Ponzi schemes seem to be more and more common over the last few years.  Whether the ponzi scheme is a multibillion dollar scheme, or a smaller scheme involving several thousand dollars, they all share certain common characteristics.  The most common characteristic among ponzi schemes is that they tend to show their investors relatively consistent gains, even when the markets are extremely volatile.  For example, during the tech bubble burst in the early 2000s, Mr. Madoff reported steady gains of about 12% or so a year.  Most experienced and some inexperienced investors are probably consciously or subconsciously aware that those types of consistent gains, during a recession, should raise some eyebrows.  The reason Mr. Madoff could perpetrate his fraud for so long, however, is that investors let their greed blind them to common sense.  In essence, investors should remember that if an investment opportunity seems to good to be true, it probably is and investors should be cautious.

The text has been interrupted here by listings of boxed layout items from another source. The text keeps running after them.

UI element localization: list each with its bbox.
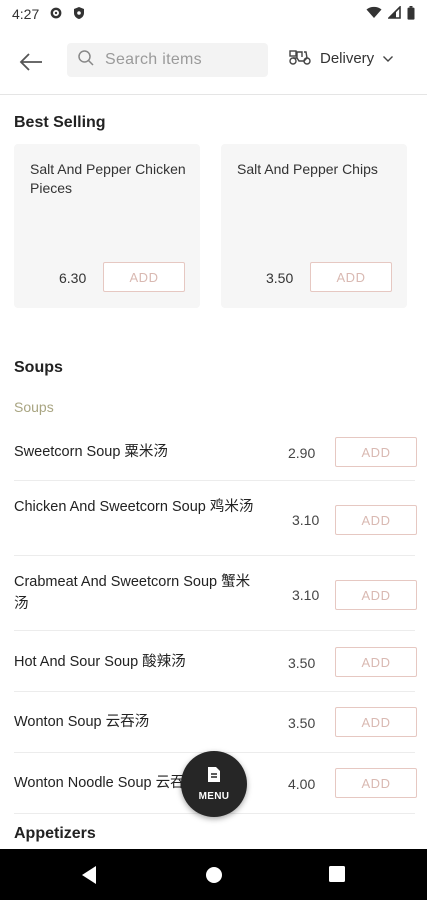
- app-bar: Delivery: [0, 40, 427, 84]
- best-selling-title: Best Selling: [14, 114, 106, 131]
- delivery-selector[interactable]: Delivery: [288, 46, 394, 70]
- item-price: 2.90: [288, 445, 316, 461]
- menu-row[interactable]: Sweetcorn Soup 粟米汤 2.90 ADD: [0, 428, 427, 481]
- signal-icon: [387, 5, 401, 22]
- battery-icon: [407, 5, 415, 23]
- menu-row[interactable]: Crabmeat And Sweetcorn Soup 蟹米汤 3.10 ADD: [0, 556, 427, 631]
- best-selling-card[interactable]: Salt And Pepper Chips 3.50 ADD: [221, 144, 407, 308]
- item-price: 3.10: [292, 587, 320, 603]
- system-navigation-bar: [0, 849, 427, 900]
- add-button[interactable]: ADD: [335, 580, 417, 610]
- item-price: 4.00: [288, 776, 316, 792]
- nav-back-icon[interactable]: [80, 865, 98, 890]
- delivery-label: Delivery: [320, 49, 375, 67]
- add-button[interactable]: ADD: [103, 262, 185, 292]
- shield-icon: [73, 6, 85, 23]
- status-bar: 4:27: [0, 0, 427, 28]
- menu-document-icon: [207, 766, 221, 788]
- soups-title: Soups: [14, 359, 63, 376]
- soups-subcategory: Soups: [14, 399, 54, 415]
- fab-label: MENU: [198, 791, 230, 802]
- delivery-scooter-icon: [288, 46, 312, 70]
- back-button[interactable]: [18, 50, 44, 74]
- item-price: 3.50: [288, 655, 316, 671]
- nav-recents-icon[interactable]: [329, 866, 345, 887]
- add-button[interactable]: ADD: [335, 647, 417, 677]
- item-name: Chicken And Sweetcorn Soup 鸡米汤: [14, 499, 254, 515]
- status-time: 4:27: [12, 6, 40, 22]
- add-button[interactable]: ADD: [335, 437, 417, 467]
- item-price: 3.50: [288, 715, 316, 731]
- add-button[interactable]: ADD: [310, 262, 392, 292]
- card-item-price: 6.30: [59, 270, 87, 286]
- wifi-icon: [366, 6, 382, 22]
- item-name: Wonton Soup 云吞汤: [14, 714, 150, 730]
- item-price: 3.10: [292, 512, 320, 528]
- item-name: Sweetcorn Soup 粟米汤: [14, 444, 168, 460]
- appetizers-title: Appetizers: [14, 825, 96, 842]
- best-selling-card[interactable]: Salt And Pepper Chicken Pieces 6.30 ADD: [14, 144, 200, 308]
- menu-fab-button[interactable]: MENU: [181, 751, 247, 817]
- card-item-price: 3.50: [266, 270, 294, 286]
- add-button[interactable]: ADD: [335, 707, 417, 737]
- nav-home-icon[interactable]: [205, 866, 223, 889]
- menu-row[interactable]: Hot And Sour Soup 酸辣汤 3.50 ADD: [0, 631, 427, 692]
- search-box[interactable]: [67, 43, 268, 77]
- menu-row[interactable]: Chicken And Sweetcorn Soup 鸡米汤 3.10 ADD: [0, 481, 427, 556]
- add-button[interactable]: ADD: [335, 505, 417, 535]
- item-name: Crabmeat And Sweetcorn Soup 蟹米汤: [14, 574, 251, 612]
- search-icon: [77, 49, 95, 72]
- card-item-name: Salt And Pepper Chicken Pieces: [30, 161, 186, 196]
- card-item-name: Salt And Pepper Chips: [237, 161, 378, 177]
- arrow-left-icon: [19, 53, 42, 71]
- search-input[interactable]: [103, 50, 257, 70]
- item-name: Hot And Sour Soup 酸辣汤: [14, 654, 186, 670]
- add-button[interactable]: ADD: [335, 768, 417, 798]
- settings-icon: [49, 6, 63, 23]
- chevron-down-icon: [382, 50, 394, 67]
- menu-row[interactable]: Wonton Soup 云吞汤 3.50 ADD: [0, 692, 427, 753]
- header-divider: [0, 94, 427, 95]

Another common characteristic is that many of the investors in a ponzi scheme tend to be from the same affinity groups, such as social, economic, religious or cultural.  In the Madoff scheme, nearly all of the investors were wealthy individuals or charities.  Many investors unknowingly invest in a ponzi scheme through the recommendation of a friend or relative.  As a result, investors often fail to do their normal due diligence because they are disarmed by their friend’s or relative’s glowing recommendation of the investment.  Investors should remember to do their normal due diligence before investing in a fund based on any recommendation.

There other common characteristics of ponzi schemes include complex or secretive investment strategies, issues with paperwork and difficulty receiving payments.  Although legitimate funds could, from time to time, share some of these characteristics, it is important that all investors follow the advice of a former president, “trust but verify”.